Hackers need space to innovate


WIRED:The Government should fund a technology collective to generate some fresh thinking, writes Danny O'Brien 

THE FIRST hacker space I can recall was the L0ft: a Boston loft shared by a hat-making company and a group of grungy security experts and computer underground figures with names like "Mudge" and "Kingpin".

The L0ft lasted from 1992 to 2000: a group of smart minds working on slightly edgy tech plans together in a shared environment: wiring together wireless networks long before anyone was thinking of WiFi, sketching out potential attacks on the internet that got the US Congress worried.

When the L0ft started, it was hard to get hold of the technology you needed to hatch such plans, unless you had the right job. And in 1992, it wasn't easy to get a job unless you were the right sort of person. The L0ft people weren't right in that sense - although their work predicted a great deal of what was to happen in the dotcom boom.

In 2008, you see tattoos and piercings on chief executives and company presidents in Silicon Valley, but the jobs are beginning to edge away again. Just the right time for the return of the idea of a "hacker space", a co-operatively run tech workspace that isn't for business, and not quite for pure fun. That's what's happening at Noisebridge in San Francisco's Mission district.

A rented apartment, the space has been commandeered by a group of hardware and software enthusiasts who are paying $80 a month each to pool their resources, and kit it out with high-speed internet, strange hardware and stranger friends.
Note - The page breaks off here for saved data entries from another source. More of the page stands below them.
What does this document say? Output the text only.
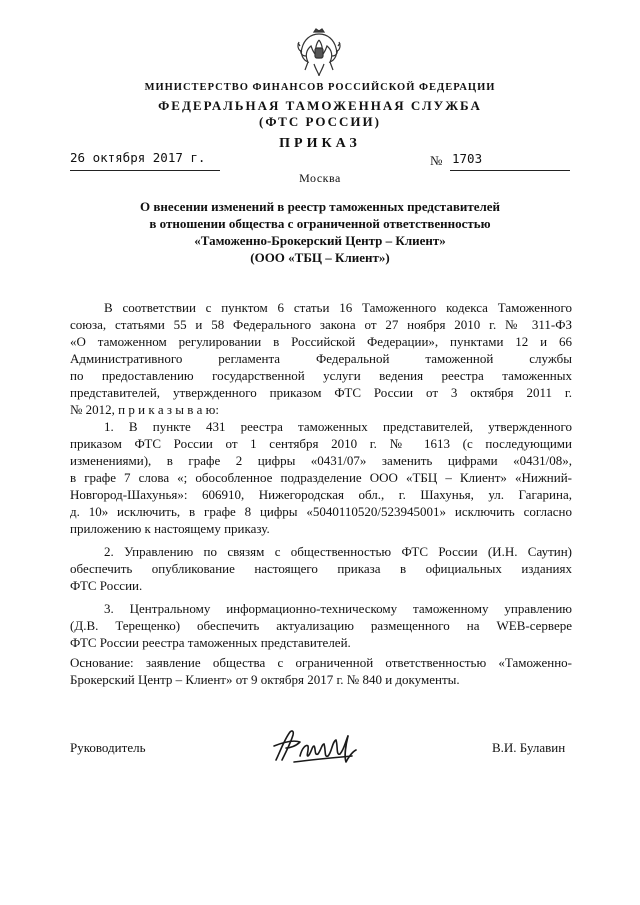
МИНИСТЕРСТВО ФИНАНСОВ РОССИЙСКОЙ ФЕДЕРАЦИИ
ФЕДЕРАЛЬНАЯ ТАМОЖЕННАЯ СЛУЖБА
(ФТС РОССИИ)
ПРИКАЗ
26 октября 2017 г.	№ 1703
Москва
О внесении изменений в реестр таможенных представителей
в отношении общества с ограниченной ответственностью
«Таможенно-Брокерский Центр – Клиент»
(ООО «ТБЦ – Клиент»)
В соответствии с пунктом 6 статьи 16 Таможенного кодекса Таможенного
союза, статьями 55 и 58 Федерального закона от 27 ноября 2010 г. № 311-ФЗ
«О таможенном регулировании в Российской Федерации», пунктами 12 и 66
Административного регламента Федеральной таможенной службы
по предоставлению государственной услуги ведения реестра таможенных
представителей, утвержденного приказом ФТС России от 3 октября 2011 г.
№ 2012, п р и к а з ы в а ю:
1. В пункте 431 реестра таможенных представителей, утвержденного
приказом ФТС России от 1 сентября 2010 г. № 1613 (с последующими
изменениями), в графе 2 цифры «0431/07» заменить цифрами «0431/08»,
в графе 7 слова «; обособленное подразделение ООО «ТБЦ – Клиент» «Нижний-
Новгород-Шахунья»: 606910, Нижегородская обл., г. Шахунья, ул. Гагарина,
д. 10» исключить, в графе 8 цифры «5040110520/523945001» исключить согласно
приложению к настоящему приказу.
2. Управлению по связям с общественностью ФТС России (И.Н. Саутин)
обеспечить опубликование настоящего приказа в официальных изданиях
ФТС России.
3. Центральному информационно-техническому таможенному управлению
(Д.В. Терещенко) обеспечить актуализацию размещенного на WEB-сервере
ФТС России реестра таможенных представителей.
Основание: заявление общества с ограниченной ответственностью «Таможенно-
Брокерский Центр – Клиент» от 9 октября 2017 г. № 840 и документы.
Руководитель	В.И. Булавин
The truth is that hacker spaces have never quite gone away. In Europe, where the movement has closer ties to the squatting collectives of Germany and the Netherlands, hacker spaces have existed for many years.
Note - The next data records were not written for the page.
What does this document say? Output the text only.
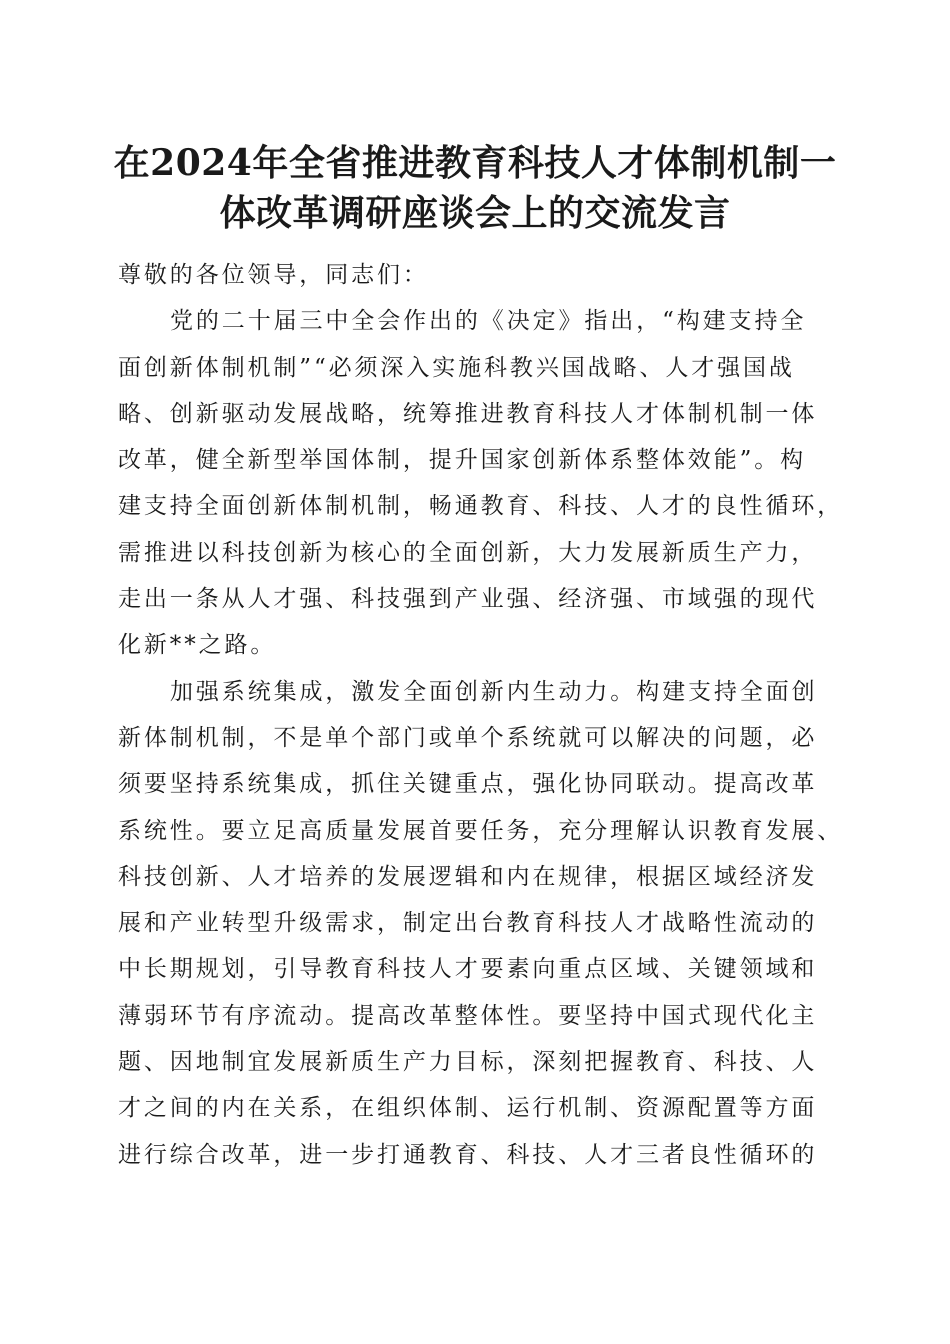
在2024年全省推进教育科技人才体制机制一
体改革调研座谈会上的交流发言
尊敬的各位领导，同志们：
党的二十届三中全会作出的《决定》指出，“构建支持全
面创新体制机制”“必须深入实施科教兴国战略、人才强国战
略、创新驱动发展战略，统筹推进教育科技人才体制机制一体
改革，健全新型举国体制，提升国家创新体系整体效能”。构
建支持全面创新体制机制，畅通教育、科技、人才的良性循环，
需推进以科技创新为核心的全面创新，大力发展新质生产力，
走出一条从人才强、科技强到产业强、经济强、市域强的现代
化新**之路。
加强系统集成，激发全面创新内生动力。构建支持全面创
新体制机制，不是单个部门或单个系统就可以解决的问题，必
须要坚持系统集成，抓住关键重点，强化协同联动。提高改革
系统性。要立足高质量发展首要任务，充分理解认识教育发展、
科技创新、人才培养的发展逻辑和内在规律，根据区域经济发
展和产业转型升级需求，制定出台教育科技人才战略性流动的
中长期规划，引导教育科技人才要素向重点区域、关键领域和
薄弱环节有序流动。提高改革整体性。要坚持中国式现代化主
题、因地制宜发展新质生产力目标，深刻把握教育、科技、人
才之间的内在关系，在组织体制、运行机制、资源配置等方面
进行综合改革，进一步打通教育、科技、人才三者良性循环的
C-Base in Berlin and ASCII in Amsterdam were founded in the mid-1990s and survived for over a decade; long enough to pass the knowledge back to the US. Inspired by visits to European hacker spaces, New York technologist Bre Pettis founded NYC Resistor in Brooklyn in 2007. A similar crossover contact between European and west coast coders spawned Noisebridge last month.
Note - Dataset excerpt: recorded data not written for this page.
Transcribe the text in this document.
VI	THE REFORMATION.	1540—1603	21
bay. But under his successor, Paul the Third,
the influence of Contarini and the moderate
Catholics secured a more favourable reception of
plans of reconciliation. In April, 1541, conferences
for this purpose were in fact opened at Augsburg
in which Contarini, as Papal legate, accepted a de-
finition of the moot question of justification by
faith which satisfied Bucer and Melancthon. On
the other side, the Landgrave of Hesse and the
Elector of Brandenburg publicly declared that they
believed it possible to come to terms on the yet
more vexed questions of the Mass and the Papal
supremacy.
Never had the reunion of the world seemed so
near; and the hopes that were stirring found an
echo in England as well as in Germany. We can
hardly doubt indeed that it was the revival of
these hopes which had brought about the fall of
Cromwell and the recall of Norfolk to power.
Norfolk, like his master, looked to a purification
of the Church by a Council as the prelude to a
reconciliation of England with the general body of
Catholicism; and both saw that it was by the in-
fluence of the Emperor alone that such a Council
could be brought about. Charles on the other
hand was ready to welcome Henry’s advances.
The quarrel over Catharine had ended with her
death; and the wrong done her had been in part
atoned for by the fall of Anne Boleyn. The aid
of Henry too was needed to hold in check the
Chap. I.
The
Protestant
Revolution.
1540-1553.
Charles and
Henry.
What do you do in a hacker space? Gossip, compare notes, learn and teach seem to be the key activities: coders sit around and help each other, or wave their hands explaining their latest idea.

In any other field, most projects being conducted in these places would be an art, a craft or a hobby. But hacker space projects tend to float between all of those labels. One person works on wiring San Francisco's public transport notification system into Noisebridge's audio, so late-night hackers can hear when the next train is due. In New York, coders have worked with knitting and textile enthusiasts to see if there's a potential crossover in their two worlds. Tutorials at Noisebridge include lessons in "processing", the computer language used by modern artists to built interactive works, and hacking the Arduino - a hardware platform used by artists and roboticists alike.

None of these ideas are intended to make money. Indeed, hacker spaces are supposed to take some of the pressure away from the money-grabbing pursuits of the wider Silicon Valley world. There's a cheap "starving hacker" rate at Noisebridge for those who don't have much cash; the hardware is mostly donated.

The return of the hacker spaces may be a sign that the brightest minds in America's tech community are preparing for their cyclical hibernation - in a week where Yahoo has shed 10 per cent of its employees, and there are more shutdowns than start-ups, places like Noisebridge and NYC Resistor look like refuges.

Not that anyone here views them in such a negative light. Dozens have signed up to be members of Noisebridge, and the community has enough regular dues to pay its high San Francisco rental costs. Despite being the initiator of so many tech innovations, the city has never had an open hacker space, and the excitement around the arrival of Noisebridge is high.

The European hacker space movement is also experiencing a revival. After losing one of its key Dutch collectives, ASCII, in 2006, dozens are now springing up across the continent.

Which leaves the obvious gap in this transatlantic movement: is there room for an Irish hacker space? With Dublin real estate prices, unless someone fancies an old-fashioned squat, perhaps not. But European hacker spaces haven't turned away indirect government funding in the form of arts grants and a space doesn't have to sit in the most expensive urban environment. Anywhere with a fast internet pipe will do.

If the Government wants to inspire some forward-thinking development work by the next generation of Irish students, it might do well to seed a couple of grungy looking spaces with a sound system and a few LCD screens donated from a Department of Enterprise, Trade and Employment spring clean.

It might be the cheapest way to come out of this downturn with a few bright ideas.